# You Can't Please A Woman



## crewsk (Jun 30, 2005)

Hard to please 

Soon after my wife and I met, she mentioned how she really wished that she could afford a riding lawnmower. Shewas a single gal that worked all day and was often tired in the evening when she got home from work. 
So, being the handy sort of guy that I was, I made her a riding lawnmower. I guess I thought she would squeal with delight and give me a big hug. To this day I have never been able to understand why women are so hard to please.


----------



## middie (Jun 30, 2005)

lmao crewsk


----------



## Barbara L (Jun 30, 2005)

Don't let Maidrite see that, or he will be putting me to work!  LOL

 Barbara


----------



## CookinBlondie (Jun 30, 2005)

That's so cool!  I want one!

-Lauren-


----------



## mrsdove (Jul 4, 2005)

rotflmao

Love it!


----------



## bknox (Jul 9, 2005)

Maybe you should put a bathtub in the yard full of ice and refreshments so she can grab a drink while mowing. A refrigerator on the porch would be ideal, but am unsure of any financial situations.
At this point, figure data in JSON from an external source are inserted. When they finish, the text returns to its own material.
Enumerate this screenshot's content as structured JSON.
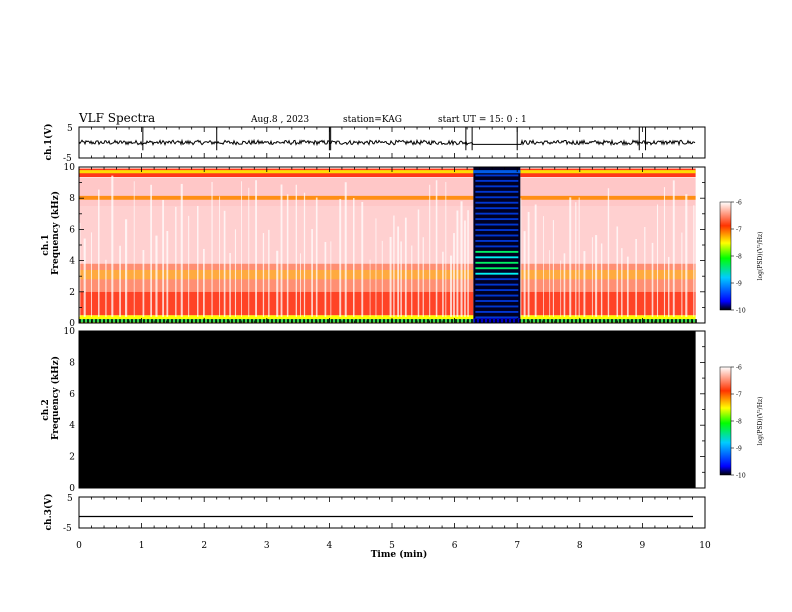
{
  "header": {
    "title": "VLF Spectra",
    "date": "Aug.8 , 2023",
    "station": "station=KAG",
    "start": "start UT = 15: 0 : 1"
  },
  "chart_data": [
    {
      "type": "line",
      "panel": "ch1-waveform",
      "ylabel": "ch.1(V)",
      "ylim": [
        -5,
        5
      ],
      "yticks": [
        "5",
        "-5"
      ],
      "baseline": 0,
      "gap_min": [
        6.3,
        7.05
      ],
      "spikes_min": [
        1.02,
        2.2,
        4.0,
        4.02,
        6.18,
        6.28,
        7.0,
        8.95,
        9.05
      ]
    },
    {
      "type": "heatmap",
      "panel": "ch1-spectrogram",
      "ylabel": "ch.1 Frequency (kHz)",
      "ylim": [
        0,
        10
      ],
      "yticks": [
        "0",
        "2",
        "4",
        "6",
        "8",
        "10"
      ],
      "xlim": [
        0,
        10
      ],
      "data_end_min": 9.85,
      "quiet_interval_min": [
        6.3,
        7.05
      ],
      "emission_bands_khz": [
        {
          "band": [
            0,
            2
          ],
          "level": -7.2
        },
        {
          "band": [
            2,
            4
          ],
          "level": -7.4
        },
        {
          "band": [
            7.9,
            8.1
          ],
          "level": -7.6
        },
        {
          "band": [
            9.4,
            9.9
          ],
          "level": -7.3
        }
      ],
      "colorbar": {
        "label": "log(PSD)(V²/Hz)",
        "range": [
          -10,
          -6
        ],
        "ticks": [
          "-6",
          "-7",
          "-8",
          "-9",
          "-10"
        ]
      }
    },
    {
      "type": "heatmap",
      "panel": "ch2-spectrogram",
      "ylabel": "ch.2 Frequency (kHz)",
      "ylim": [
        0,
        10
      ],
      "yticks": [
        "0",
        "2",
        "4",
        "6",
        "8",
        "10"
      ],
      "xlim": [
        0,
        10
      ],
      "data_end_min": 9.85,
      "level": -10,
      "colorbar": {
        "label": "log(PSD)(V²/Hz)",
        "range": [
          -10,
          -6
        ],
        "ticks": [
          "-6",
          "-7",
          "-8",
          "-9",
          "-10"
        ]
      }
    },
    {
      "type": "line",
      "panel": "ch3-waveform",
      "ylabel": "ch.3(V)",
      "ylim": [
        -5,
        5
      ],
      "yticks": [
        "5",
        "-5"
      ],
      "constant_value": -1.3
    }
  ],
  "xaxis": {
    "label": "Time (min)",
    "range": [
      0,
      10
    ],
    "ticks": [
      "0",
      "1",
      "2",
      "3",
      "4",
      "5",
      "6",
      "7",
      "8",
      "9",
      "10"
    ]
  }
}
If I had this as a kid, I could have mowed lawns and delivered papers all at once.

Bryan


----------



## *Christina* (Jul 9, 2005)

that is so cool, I love it, I want want too..


----------



## ronjohn55 (Jul 11, 2005)

What about this one?   


John


----------



## thumpershere2 (Jul 11, 2005)

Ronjohn I love the mower, what a cool idea.


----------



## crewsk (Jul 11, 2005)

Ronjohn, now that's more like it!! I want one like that!!


----------



## -DEADLY SUSHI- (Jul 11, 2005)

RonJohn when in heck did ya find THAT thing?! Its cool!!


----------



## *Christina* (Jul 13, 2005)

ronjohn55 said:
			
		

> What about this one?
> 
> 
> John


 
what ? you made that too???


----------